Column: K-12 has more money, less accountability
With Election Day now just a couple of weeks away, we are beginning to hear from many school districts across this state that will ask the voters to raise their property taxes to give their school districts additional funding.
In some cases, schools simply want to continue their operational levy at current levels. In other cases, districts are asking for substantially more than state aid and their current property tax levy provide. In all, 58 schools are asking the voters for additional money this November.
A few education points worth noting from the Capitol:
While Democrats passed their historic tax increases onto hardworking
Minnesotans, they passed this new "windfall" of taxes to benefit their special interest groups. In the meantime, they ignored the responsibility of paying off borrowed school dollars, wiped out classroom accountability measures and increased the funding disparity between metro and rural schools — leaving our kids in the dust.
Two years ago, Republicans increased K-12 education spending by $195 million. This session, the Legislature increased K-12 funding by $485 million. At 43 percent of the state general operating budget, Minnesota now spends more than $15.7 billion every two years on school funding — an all-time high.
The claim that the Legislature has “shortchanged our schools” can no longer be made. For years, previous Legislatures borrowed money from schools to help Minnesota balance its budget. Now, thanks to priorities put in place two years ago, those days are over.
The budget that the 2011-12 Legislature developed ended June 30, 2013. That budget resulted in a large biennial budget surplus that paid off nearly all ($2.5 billion of the $2.7 billion borrowed) of the school debt resulting from two different Legislatures ($1.9 billion from 2009-10 and $760 million from 2011-12).
Perhaps most disappointing in 2013 was the Democrats’ failure to fulfill their promise to forgo shifts and gimmicks. During this past session, the DFL not only failed to pass legislation to pay back the money owed our schools, it actually extended the shift of funds for yet another budget cycle.
That same Legislature also passed a number of controversial laws this year that negatively impact property owners, and in some cases, gave control of raising your property taxes to the school boards.
In one new statute, Democrats signed off on a plan that gives a school board the right to raise your taxes without voter approval. If a district has a levy that’s less than $300 per pupil or does not have one at all, the school board now has the authority to increase the levy up to the $300 per pupil level simply by passing a resolution.
To me, this is fiscal insanity and an insult to the property owners of Minnesota who want to have a say as to whether or not a local government can take more of their money.
These measures also force Minnesota farmers to pay an additional, state-imposed property tax on every acre of land and building that they own. Under this new $20 million statewide general school property tax, the education commissioner will set a uniform property tax rate that will be applied to all property in Minnesota – including farm properties.
With this boatload of new taxpayer dollars, DFL legislative leaders also passed laws that eliminate teacher accountability measures which ensured the best and brightest are teaching in the classroom.

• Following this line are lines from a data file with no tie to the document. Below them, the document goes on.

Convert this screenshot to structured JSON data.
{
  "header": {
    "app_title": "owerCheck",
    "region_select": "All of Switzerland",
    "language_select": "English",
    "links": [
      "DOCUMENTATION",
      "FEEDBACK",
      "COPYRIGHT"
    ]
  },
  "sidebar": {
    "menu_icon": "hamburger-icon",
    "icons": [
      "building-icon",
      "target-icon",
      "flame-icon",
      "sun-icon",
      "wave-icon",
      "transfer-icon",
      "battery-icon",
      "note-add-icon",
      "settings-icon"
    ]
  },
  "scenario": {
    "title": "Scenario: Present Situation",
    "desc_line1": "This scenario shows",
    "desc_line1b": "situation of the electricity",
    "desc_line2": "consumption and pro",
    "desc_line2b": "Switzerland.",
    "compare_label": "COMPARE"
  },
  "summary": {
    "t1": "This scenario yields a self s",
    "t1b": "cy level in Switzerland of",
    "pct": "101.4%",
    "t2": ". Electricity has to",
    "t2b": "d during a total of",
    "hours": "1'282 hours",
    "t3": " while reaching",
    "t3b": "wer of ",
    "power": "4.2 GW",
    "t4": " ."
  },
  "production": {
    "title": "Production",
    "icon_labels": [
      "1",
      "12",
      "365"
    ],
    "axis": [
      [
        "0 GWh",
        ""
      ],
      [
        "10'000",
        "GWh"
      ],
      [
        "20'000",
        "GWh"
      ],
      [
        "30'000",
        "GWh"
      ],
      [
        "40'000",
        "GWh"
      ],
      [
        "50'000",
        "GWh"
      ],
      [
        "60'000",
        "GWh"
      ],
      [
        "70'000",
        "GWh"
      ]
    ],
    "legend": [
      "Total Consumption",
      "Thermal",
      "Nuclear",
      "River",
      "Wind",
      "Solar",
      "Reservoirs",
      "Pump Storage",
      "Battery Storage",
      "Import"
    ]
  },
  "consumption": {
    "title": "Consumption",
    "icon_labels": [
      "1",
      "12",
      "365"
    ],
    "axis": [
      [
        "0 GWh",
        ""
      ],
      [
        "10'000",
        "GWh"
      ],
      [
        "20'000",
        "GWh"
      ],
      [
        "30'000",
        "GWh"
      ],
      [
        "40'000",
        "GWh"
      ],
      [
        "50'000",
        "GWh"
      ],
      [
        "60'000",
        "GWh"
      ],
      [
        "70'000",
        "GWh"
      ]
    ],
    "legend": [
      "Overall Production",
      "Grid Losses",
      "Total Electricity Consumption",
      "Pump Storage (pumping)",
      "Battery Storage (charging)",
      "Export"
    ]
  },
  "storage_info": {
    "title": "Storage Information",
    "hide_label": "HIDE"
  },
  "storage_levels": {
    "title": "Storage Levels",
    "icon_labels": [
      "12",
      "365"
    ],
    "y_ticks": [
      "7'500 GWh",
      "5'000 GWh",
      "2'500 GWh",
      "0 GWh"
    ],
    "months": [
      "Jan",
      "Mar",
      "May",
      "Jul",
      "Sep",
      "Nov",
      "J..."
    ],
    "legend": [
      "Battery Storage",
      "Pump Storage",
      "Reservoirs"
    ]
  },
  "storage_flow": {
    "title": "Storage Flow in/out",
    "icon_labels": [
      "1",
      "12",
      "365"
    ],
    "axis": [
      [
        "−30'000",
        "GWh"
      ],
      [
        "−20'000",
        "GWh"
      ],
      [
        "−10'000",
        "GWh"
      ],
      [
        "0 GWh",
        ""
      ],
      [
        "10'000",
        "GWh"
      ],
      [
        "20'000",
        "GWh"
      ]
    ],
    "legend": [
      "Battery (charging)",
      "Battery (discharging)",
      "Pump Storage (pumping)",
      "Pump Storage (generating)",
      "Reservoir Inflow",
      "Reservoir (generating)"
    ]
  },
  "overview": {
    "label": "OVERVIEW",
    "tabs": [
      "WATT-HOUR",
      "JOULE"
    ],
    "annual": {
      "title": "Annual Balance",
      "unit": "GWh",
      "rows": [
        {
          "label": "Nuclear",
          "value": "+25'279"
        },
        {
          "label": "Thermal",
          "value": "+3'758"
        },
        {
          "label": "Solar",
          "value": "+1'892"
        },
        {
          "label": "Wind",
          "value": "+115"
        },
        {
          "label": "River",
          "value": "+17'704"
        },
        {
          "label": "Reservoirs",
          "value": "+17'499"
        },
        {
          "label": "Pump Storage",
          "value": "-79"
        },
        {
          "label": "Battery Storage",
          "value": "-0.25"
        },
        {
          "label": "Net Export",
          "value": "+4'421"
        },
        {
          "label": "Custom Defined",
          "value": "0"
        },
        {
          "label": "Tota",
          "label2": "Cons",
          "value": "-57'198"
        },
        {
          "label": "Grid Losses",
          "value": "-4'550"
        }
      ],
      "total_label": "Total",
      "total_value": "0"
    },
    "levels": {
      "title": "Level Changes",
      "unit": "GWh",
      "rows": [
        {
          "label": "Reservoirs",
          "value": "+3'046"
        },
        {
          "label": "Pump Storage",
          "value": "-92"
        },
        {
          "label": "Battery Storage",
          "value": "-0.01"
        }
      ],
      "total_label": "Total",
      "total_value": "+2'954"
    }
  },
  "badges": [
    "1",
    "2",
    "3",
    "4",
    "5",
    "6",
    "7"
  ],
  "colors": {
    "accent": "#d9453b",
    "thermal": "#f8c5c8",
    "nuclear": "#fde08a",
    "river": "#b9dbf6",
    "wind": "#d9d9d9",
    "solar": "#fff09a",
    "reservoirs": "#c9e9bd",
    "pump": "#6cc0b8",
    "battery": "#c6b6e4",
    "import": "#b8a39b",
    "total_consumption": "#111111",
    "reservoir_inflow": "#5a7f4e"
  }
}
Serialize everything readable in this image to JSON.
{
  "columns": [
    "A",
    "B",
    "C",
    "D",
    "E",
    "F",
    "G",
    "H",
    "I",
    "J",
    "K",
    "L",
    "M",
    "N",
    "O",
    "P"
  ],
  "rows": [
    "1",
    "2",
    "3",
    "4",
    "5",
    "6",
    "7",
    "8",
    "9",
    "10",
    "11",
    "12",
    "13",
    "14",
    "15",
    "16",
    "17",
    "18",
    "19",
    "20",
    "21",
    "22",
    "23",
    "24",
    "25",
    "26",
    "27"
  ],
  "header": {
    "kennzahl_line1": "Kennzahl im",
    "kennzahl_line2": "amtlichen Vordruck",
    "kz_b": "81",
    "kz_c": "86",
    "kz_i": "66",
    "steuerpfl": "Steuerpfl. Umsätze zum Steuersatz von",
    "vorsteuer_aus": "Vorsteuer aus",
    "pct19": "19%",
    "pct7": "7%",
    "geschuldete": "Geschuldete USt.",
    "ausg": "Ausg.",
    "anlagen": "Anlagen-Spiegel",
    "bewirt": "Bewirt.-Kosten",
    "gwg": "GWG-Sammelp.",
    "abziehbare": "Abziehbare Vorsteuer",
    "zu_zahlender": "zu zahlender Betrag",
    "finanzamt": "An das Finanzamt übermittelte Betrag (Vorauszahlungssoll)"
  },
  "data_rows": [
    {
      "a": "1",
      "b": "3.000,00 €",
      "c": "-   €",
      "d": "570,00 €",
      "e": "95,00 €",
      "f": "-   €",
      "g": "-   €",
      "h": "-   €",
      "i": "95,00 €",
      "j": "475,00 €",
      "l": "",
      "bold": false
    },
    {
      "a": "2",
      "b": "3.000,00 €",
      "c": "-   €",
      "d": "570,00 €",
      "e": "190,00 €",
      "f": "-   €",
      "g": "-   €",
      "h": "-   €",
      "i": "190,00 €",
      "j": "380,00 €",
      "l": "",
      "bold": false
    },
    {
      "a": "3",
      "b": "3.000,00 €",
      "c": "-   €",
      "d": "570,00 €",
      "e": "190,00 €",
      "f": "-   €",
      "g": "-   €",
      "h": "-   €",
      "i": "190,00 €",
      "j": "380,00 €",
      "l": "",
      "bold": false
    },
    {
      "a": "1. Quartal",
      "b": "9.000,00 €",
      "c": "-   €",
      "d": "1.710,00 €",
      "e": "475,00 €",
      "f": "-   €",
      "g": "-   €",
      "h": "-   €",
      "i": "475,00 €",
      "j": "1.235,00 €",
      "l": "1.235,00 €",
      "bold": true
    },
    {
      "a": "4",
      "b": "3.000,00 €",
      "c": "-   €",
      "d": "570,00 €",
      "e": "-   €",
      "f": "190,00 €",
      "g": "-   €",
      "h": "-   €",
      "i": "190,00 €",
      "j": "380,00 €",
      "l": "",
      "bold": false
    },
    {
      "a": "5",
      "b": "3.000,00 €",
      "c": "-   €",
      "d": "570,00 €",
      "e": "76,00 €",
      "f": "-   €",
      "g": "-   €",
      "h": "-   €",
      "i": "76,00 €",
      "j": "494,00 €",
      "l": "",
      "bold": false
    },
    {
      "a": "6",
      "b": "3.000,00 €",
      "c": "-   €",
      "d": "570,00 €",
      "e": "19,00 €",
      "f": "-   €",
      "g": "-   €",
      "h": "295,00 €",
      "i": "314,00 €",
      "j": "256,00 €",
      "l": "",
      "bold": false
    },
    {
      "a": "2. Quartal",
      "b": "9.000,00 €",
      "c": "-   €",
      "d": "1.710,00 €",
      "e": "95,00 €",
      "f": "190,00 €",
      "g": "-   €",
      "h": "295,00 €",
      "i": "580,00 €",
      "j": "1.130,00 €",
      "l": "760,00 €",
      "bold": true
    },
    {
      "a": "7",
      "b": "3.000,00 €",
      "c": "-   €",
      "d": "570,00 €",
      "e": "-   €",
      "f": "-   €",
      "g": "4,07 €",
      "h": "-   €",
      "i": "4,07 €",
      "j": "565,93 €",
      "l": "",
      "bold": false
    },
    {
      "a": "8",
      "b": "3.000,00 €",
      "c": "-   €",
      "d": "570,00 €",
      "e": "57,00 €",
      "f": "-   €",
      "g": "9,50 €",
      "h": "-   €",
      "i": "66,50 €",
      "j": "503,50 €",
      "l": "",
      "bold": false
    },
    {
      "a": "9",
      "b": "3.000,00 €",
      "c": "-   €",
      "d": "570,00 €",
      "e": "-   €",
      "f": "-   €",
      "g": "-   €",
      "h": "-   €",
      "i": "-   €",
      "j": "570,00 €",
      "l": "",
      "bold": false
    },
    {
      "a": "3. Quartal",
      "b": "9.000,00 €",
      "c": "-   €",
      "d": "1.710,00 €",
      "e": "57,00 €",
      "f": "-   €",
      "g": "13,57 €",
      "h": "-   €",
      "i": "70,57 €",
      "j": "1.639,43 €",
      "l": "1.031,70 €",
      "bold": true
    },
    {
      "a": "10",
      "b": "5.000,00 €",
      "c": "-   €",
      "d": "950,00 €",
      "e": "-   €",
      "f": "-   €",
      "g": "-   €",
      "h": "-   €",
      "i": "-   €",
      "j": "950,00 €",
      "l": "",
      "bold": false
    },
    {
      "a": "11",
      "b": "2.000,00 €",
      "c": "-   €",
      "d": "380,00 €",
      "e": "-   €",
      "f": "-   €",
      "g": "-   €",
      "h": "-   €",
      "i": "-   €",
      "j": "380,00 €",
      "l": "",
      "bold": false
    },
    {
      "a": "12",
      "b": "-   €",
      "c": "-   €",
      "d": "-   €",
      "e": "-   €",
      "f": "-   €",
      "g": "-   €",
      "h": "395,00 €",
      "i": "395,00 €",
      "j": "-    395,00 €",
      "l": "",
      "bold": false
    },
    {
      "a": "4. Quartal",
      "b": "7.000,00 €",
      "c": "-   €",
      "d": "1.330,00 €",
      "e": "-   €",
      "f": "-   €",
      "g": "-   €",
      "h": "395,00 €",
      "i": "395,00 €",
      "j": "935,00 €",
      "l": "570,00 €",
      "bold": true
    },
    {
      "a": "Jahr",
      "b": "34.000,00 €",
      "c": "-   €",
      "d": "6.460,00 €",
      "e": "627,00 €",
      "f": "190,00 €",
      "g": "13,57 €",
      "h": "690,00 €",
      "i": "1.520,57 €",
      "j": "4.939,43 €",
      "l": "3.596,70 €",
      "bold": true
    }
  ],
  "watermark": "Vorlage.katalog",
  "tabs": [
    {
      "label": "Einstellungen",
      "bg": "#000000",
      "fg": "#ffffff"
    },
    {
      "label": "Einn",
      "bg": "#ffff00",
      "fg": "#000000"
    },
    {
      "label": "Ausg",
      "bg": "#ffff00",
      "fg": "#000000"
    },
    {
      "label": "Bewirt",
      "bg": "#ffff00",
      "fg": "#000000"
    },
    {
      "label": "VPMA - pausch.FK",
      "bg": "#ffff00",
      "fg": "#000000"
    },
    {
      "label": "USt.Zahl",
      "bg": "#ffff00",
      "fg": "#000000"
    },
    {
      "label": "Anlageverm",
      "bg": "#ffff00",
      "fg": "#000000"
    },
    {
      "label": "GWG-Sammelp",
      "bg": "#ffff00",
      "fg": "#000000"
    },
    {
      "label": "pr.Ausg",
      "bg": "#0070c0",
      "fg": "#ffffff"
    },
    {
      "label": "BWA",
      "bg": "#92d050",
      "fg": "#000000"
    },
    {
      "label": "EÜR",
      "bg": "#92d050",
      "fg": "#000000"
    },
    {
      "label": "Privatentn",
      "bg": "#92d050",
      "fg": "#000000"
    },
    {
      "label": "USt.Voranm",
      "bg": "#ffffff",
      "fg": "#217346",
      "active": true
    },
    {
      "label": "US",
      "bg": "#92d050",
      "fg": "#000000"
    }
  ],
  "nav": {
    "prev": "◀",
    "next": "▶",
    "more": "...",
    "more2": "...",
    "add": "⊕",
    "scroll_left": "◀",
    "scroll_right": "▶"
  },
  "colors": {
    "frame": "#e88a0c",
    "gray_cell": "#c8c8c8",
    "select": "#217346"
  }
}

Do we honestly want teachers who are unqualified? It begs the question of whether Democrats are really trying to do what’s best for the kids or for the teachers union.
To sum up the education agenda from this past session, Minnesota families were told they are going to pay significantly more for educating kids while measures for both student and teacher accountability were diminished. This radical direction is not in the best interest of Minnesota students or their families.